The most important part of Last Rites is where Lukacs expresses his conviction that history is larger than science, because science is part of history and not the other way around. Some historians may think that the purpose of history is to attain a definite and final establishment of truths, but for Lukacs history is like memory, incomplete and fallible. A recognition of its limits only enriches us.

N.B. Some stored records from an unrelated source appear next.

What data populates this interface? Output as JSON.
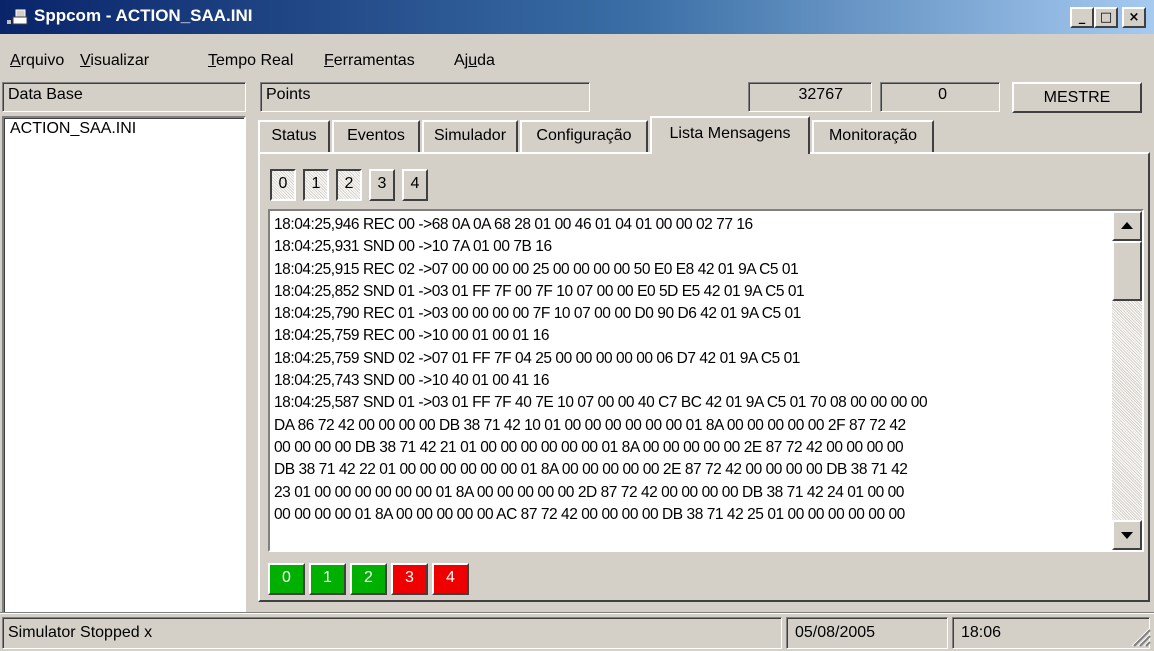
{
  "window": {
    "title": "Sppcom - ACTION_SAA.INI",
    "controls": {
      "minimize": "_",
      "maximize": "□",
      "close": "×"
    }
  },
  "menu": [
    {
      "label": "Arquivo",
      "accel": "A"
    },
    {
      "label": "Visualizar",
      "accel": "V"
    },
    {
      "label": "Tempo Real",
      "accel": "T"
    },
    {
      "label": "Ferramentas",
      "accel": "F"
    },
    {
      "label": "Ajuda",
      "accel": "u"
    }
  ],
  "toolbar": {
    "database_label": "Data Base",
    "points_label": "Points",
    "counter1": "32767",
    "counter2": "0",
    "mode_button": "MESTRE"
  },
  "database_list": [
    "ACTION_SAA.INI"
  ],
  "tabs": [
    {
      "label": "Status",
      "active": false
    },
    {
      "label": "Eventos",
      "active": false
    },
    {
      "label": "Simulador",
      "active": false
    },
    {
      "label": "Configuração",
      "active": false
    },
    {
      "label": "Lista Mensagens",
      "active": true
    },
    {
      "label": "Monitoração",
      "active": false
    }
  ],
  "channel_buttons": [
    {
      "label": "0",
      "pressed": true
    },
    {
      "label": "1",
      "pressed": true
    },
    {
      "label": "2",
      "pressed": true
    },
    {
      "label": "3",
      "pressed": false
    },
    {
      "label": "4",
      "pressed": false
    }
  ],
  "log_lines": [
    "18:04:25,946 REC 00 ->68 0A 0A 68 28 01 00 46 01 04 01 00 00 02 77 16",
    "18:04:25,931 SND 00 ->10 7A 01 00 7B 16",
    "18:04:25,915 REC 02 ->07 00 00 00 00 25 00 00 00 00 50 E0 E8 42 01 9A C5 01",
    "18:04:25,852 SND 01 ->03 01 FF 7F 00 7F 10 07 00 00 E0 5D E5 42 01 9A C5 01",
    "18:04:25,790 REC 01 ->03 00 00 00 00 7F 10 07 00 00 D0 90 D6 42 01 9A C5 01",
    "18:04:25,759 REC 00 ->10 00 01 00 01 16",
    "18:04:25,759 SND 02 ->07 01 FF 7F 04 25 00 00 00 00 00 06 D7 42 01 9A C5 01",
    "18:04:25,743 SND 00 ->10 40 01 00 41 16",
    "18:04:25,587 SND 01 ->03 01 FF 7F 40 7E 10 07 00 00 40 C7 BC 42 01 9A C5 01 70 08 00 00 00 00",
    "DA 86 72 42 00 00 00 00 DB 38 71 42 10 01 00 00 00 00 00 00 01 8A 00 00 00 00 00 2F 87 72 42",
    "00 00 00 00 DB 38 71 42 21 01 00 00 00 00 00 00 01 8A 00 00 00 00 00 2E 87 72 42 00 00 00 00",
    "DB 38 71 42 22 01 00 00 00 00 00 00 01 8A 00 00 00 00 00 2E 87 72 42 00 00 00 00 DB 38 71 42",
    "23 01 00 00 00 00 00 00 01 8A 00 00 00 00 00 2D 87 72 42 00 00 00 00 DB 38 71 42 24 01 00 00",
    "00 00 00 00 01 8A 00 00 00 00 00 AC 87 72 42 00 00 00 00 DB 38 71 42 25 01 00 00 00 00 00 00"
  ],
  "channel_status": [
    {
      "label": "0",
      "color": "#00b000"
    },
    {
      "label": "1",
      "color": "#00b000"
    },
    {
      "label": "2",
      "color": "#00b000"
    },
    {
      "label": "3",
      "color": "#ee0000"
    },
    {
      "label": "4",
      "color": "#ee0000"
    }
  ],
  "statusbar": {
    "message": "Simulator Stopped x",
    "date": "05/08/2005",
    "time": "18:06"
  }
}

So far so good, but one must disagree with Lukacs when he turns admiringly to Werner Heisenberg’s Gifford Lecture of 1955, in which he said that science by its interventions can alter the objects it investigates, and that methods and objects can no longer be separated. Lukacs embraces Heisenberg’s thinking, and upon it grounds his new “anthropocentric and geocentric view of the universe,” because “the universe is such as it is because at the center of it there exist conscious and participant human beings who can see it, explore it, study it.” He rallies Niels Bohr and the Copenhagen interpretation of quantum physics for support, declaring that “the human observer cannot be separated from the things he observes.”
He is mistaken. This interpretation of quantum mechanics has been shown to be false by the brilliant physicist-theologian Stanley L. Jaki, also of Hungarian background. The late Fr. Jaki exploded the errors of Heisenberg, Bohr, and the Copenhagen school in several of his works, particularly in the chapter “Determinism and Reality” in Patterns or Principles and Other Essays. Fr. Jaki shows plainly the illogic of Heisenberg’s claim to have “definitively” invalidated the law of causality by quantum mechanics. The penalty for his blindness was that he fell into “anthropocentric subjectivism.” Sadly, Lukacs follows him.
But not entirely, since Lukacs is a serious Catholic for whom it behooves “Christian believers to think that the coming of Christ to this earth may have been the central event of the universe.” He is a Catholic for whom the “Church, my church…must remain a single, lonely lighthouse of human comprehension, of wisdom, a proponent of love. For God’s (and their own) sake, Christians must steel themselves against temptations of popularity and success.” For these statements and for most of his thought-provoking, elegiac work, one may be thankful.